Tonight I have the great honor to bestow that award on a woman who stands in the first rank of America’s defenders. She has caught the imagination of the entire nation in her spirited defense of American leadership in the free world. As the United States’ spokesman at the United Nations, Ambassador Jeane Kirkpatrick has shown us all the meaning of true leadership.

A pessimist might say that the trends which this nation has undergone at a steadily accelerating rate for the last half-century must spell the end of the wonderful success story which has been America.

The nation and its institutions are assaulted on every side. Our economy, which has long been the most powerful and prosperous in the world, has now been over-regulated, over-taxed and over-governed to the point of grave damage.

Our political structure, which has long been hailed as the finest and most enduring example of limited, representative government, has now developed a gigantic, self-perpetuating bureaucracy, a horde of special-interest groups and a public philosophy which is neither limited nor representative.

In foreign affairs, the world’s most powerful free nation has lost a great deal of the respect which it once commanded. Worse still, we seem to have lost a large portion of our self-respect. In cultural matters our society has lost its central unity, its common bond of values and beliefs, rendering a self-confident, vital people insecure, ineffective, and divided.

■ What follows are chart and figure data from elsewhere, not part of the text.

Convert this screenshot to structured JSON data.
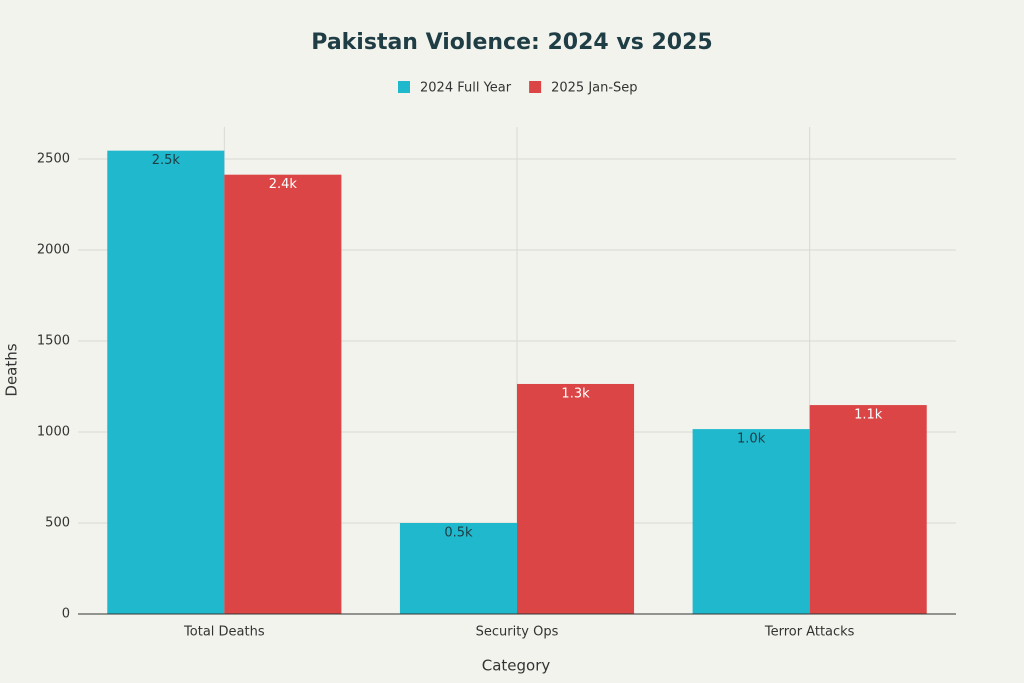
{
  "chart_data": {
    "type": "bar",
    "title": "Pakistan Violence: 2024 vs 2025",
    "x_label": "Category",
    "y_label": "Deaths",
    "categories": [
      "Total Deaths",
      "Security Ops",
      "Terror Attacks"
    ],
    "series": [
      {
        "name": "2024 Full Year",
        "color": "#1fb8cd",
        "values": [
          2546,
          500,
          1016
        ],
        "value_labels": [
          "2.5k",
          "0.5k",
          "1.0k"
        ]
      },
      {
        "name": "2025 Jan-Sep",
        "color": "#db4545",
        "values": [
          2414,
          1264,
          1148
        ],
        "value_labels": [
          "2.4k",
          "1.3k",
          "1.1k"
        ]
      }
    ],
    "ylim": [
      0,
      2676
    ],
    "yticks": [
      0,
      500,
      1000,
      1500,
      2000,
      2500
    ],
    "grid": true
  }
}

Yet the pessimist predicting our downfall would be wrong. The real strength of America lies dormant and can be revived. Our economy, our political life, our leadership of the free world and our confidence in this nation and its institutions will rise again in the hands of genuine leadership.

Future historians will mark the turning point in 1980, with the election of Ronald Reagan as President of the United States. It was then that the American people served notice that change had to come, that America had a future as well as a past. The real secret of the renewed American Revolution which has now begun lies in one concept—leadership. Ronald Reagan epitomizes that leadership, but we must realize that he cannot do the job alone.

The new American Revolution will be successful if enough of us, each in our own walk of life, each with our own centers of influence, rise to the occasion and bear witness to America’s greatness, to the prosperity, dignity, and strength of a free people, united in the common values of our heritage and the Judeo-Christian beliefs on which that heritage is based.

Such leadership is the goal of Hillsdale College and the Shavano Institute. We believe in America and in the dignity and worth of the individual American. We believe in America’s future. We believe that proper leadership can build such a future.

Ambassador Kirkpatrick, please accept our thanks, our respect, and Hillsdale’s Freedom Leadership Award.